The Commission frankly admits that Brussels has no competence to rule on pensions. In such cases, however, the member states may nevertheless 'coordinate' their policies. This involves open discussions, from which may emerge agreements, though in principle the member states would remain free to do whatever they want to. With an eye to such 'coordination' the Commission produced, earlier in the year, a 'green paper', the name (taken from the British system) given to a consultation document to which anyone can react, including the European Parliament, which is why a discussion over our pension rights has broken out here.
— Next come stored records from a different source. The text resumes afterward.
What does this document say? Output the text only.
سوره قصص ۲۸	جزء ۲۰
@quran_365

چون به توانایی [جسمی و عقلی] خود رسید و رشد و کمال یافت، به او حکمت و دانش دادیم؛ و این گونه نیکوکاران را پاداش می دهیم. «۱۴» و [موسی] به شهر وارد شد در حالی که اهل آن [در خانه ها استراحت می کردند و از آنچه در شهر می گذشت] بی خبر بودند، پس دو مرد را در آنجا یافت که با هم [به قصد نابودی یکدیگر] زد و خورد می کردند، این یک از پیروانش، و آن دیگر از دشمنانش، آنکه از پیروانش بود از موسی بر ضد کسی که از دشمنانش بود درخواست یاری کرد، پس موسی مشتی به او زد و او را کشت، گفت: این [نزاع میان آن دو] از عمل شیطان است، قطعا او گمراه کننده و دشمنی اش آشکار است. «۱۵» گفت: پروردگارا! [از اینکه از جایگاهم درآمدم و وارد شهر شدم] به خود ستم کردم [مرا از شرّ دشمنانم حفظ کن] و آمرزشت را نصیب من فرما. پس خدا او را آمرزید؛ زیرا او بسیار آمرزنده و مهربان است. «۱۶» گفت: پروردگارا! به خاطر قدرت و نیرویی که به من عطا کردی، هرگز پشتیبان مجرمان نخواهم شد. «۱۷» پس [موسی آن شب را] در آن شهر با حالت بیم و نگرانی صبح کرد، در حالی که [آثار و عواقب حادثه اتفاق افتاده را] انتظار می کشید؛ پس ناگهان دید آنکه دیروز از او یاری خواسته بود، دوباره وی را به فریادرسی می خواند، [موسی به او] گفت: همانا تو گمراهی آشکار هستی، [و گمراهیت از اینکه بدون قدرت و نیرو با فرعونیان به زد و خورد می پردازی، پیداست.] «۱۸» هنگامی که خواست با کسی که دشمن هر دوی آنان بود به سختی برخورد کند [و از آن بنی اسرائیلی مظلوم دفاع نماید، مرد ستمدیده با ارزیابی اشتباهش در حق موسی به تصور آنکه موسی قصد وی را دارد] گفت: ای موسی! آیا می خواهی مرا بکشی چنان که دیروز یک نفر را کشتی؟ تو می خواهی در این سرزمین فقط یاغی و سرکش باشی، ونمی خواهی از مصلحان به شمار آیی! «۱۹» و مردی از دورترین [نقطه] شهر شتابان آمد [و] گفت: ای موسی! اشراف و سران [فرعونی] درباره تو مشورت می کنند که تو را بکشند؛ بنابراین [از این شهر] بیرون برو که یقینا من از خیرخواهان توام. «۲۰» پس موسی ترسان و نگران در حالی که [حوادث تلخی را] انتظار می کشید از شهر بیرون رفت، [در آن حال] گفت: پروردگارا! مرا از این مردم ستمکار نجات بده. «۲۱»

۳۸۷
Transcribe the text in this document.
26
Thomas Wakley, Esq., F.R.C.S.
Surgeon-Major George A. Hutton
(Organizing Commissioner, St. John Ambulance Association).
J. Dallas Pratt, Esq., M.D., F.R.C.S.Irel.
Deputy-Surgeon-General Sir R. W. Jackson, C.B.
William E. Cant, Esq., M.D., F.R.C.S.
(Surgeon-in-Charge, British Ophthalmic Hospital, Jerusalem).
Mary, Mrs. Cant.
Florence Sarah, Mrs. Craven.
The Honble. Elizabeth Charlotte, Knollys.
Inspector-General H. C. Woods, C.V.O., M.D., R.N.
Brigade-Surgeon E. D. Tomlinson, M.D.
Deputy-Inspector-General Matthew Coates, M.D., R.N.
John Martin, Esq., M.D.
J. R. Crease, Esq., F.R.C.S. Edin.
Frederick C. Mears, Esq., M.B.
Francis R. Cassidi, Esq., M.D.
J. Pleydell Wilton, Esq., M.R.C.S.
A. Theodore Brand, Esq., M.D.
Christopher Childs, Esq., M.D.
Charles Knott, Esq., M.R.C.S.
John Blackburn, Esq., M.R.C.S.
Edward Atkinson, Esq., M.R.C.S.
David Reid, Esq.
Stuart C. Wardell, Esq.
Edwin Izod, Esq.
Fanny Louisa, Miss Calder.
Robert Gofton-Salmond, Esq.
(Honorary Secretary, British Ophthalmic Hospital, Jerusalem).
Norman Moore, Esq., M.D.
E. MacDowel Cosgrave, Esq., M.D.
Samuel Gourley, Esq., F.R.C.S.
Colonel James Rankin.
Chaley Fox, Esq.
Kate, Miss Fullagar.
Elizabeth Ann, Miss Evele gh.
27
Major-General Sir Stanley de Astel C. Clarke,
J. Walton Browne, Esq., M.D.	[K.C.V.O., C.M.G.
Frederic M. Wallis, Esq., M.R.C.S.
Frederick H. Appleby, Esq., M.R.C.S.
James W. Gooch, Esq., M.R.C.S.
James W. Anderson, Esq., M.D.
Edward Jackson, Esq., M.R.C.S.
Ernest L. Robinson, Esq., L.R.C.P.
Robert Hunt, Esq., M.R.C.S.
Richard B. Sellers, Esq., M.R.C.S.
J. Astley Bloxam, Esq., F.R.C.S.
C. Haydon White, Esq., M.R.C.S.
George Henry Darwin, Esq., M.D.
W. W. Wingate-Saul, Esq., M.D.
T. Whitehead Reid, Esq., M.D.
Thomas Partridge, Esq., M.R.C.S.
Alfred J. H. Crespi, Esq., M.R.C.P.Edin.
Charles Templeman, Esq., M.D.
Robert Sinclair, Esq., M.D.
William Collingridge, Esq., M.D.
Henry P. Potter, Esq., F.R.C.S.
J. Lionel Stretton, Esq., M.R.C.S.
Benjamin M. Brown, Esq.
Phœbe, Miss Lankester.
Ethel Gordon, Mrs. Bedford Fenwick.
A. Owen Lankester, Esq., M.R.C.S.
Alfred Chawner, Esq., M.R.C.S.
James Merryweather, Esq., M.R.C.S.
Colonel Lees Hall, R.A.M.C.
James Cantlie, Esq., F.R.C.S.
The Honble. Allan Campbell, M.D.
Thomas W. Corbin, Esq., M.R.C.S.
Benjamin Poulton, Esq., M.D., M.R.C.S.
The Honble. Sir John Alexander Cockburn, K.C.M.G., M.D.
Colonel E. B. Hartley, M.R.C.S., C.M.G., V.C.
The Commission is not all that impressed by state pensions – known in the Netherlands as the AOW – or by occupational pensions at the level of the sector or individual firm. It is most interested in pensions as individual insurances, which it wants to see negotiated via a free European market, offering new opportunities to the insurance companies. I will be taking a firm position against this. Young people, and people on low wages, are often inclined to forget about their pension, which leads to their having almost no income after retirement. This is why in the Netherlands we make basic provision in the form of the AOW, to which everyone contributes via the deduction of premiums which are paid to the state. In addition, we have occupational pensions organised per sector. For these every worker and every employer pays a premium. Taken together these form a solid system based on mutual solidarity. Unfortunately for the insurance companies this means that under normal circumstances their supplementary products aren't needed and the market for them in the Netherlands is not very large. Ideas from Brussels that seek to overturn this principle and turn the clock back to a time before the AOW was introduced – by a progressive government which was in power just after the war – I will resist with all the force I can muster. Hands off our pensions!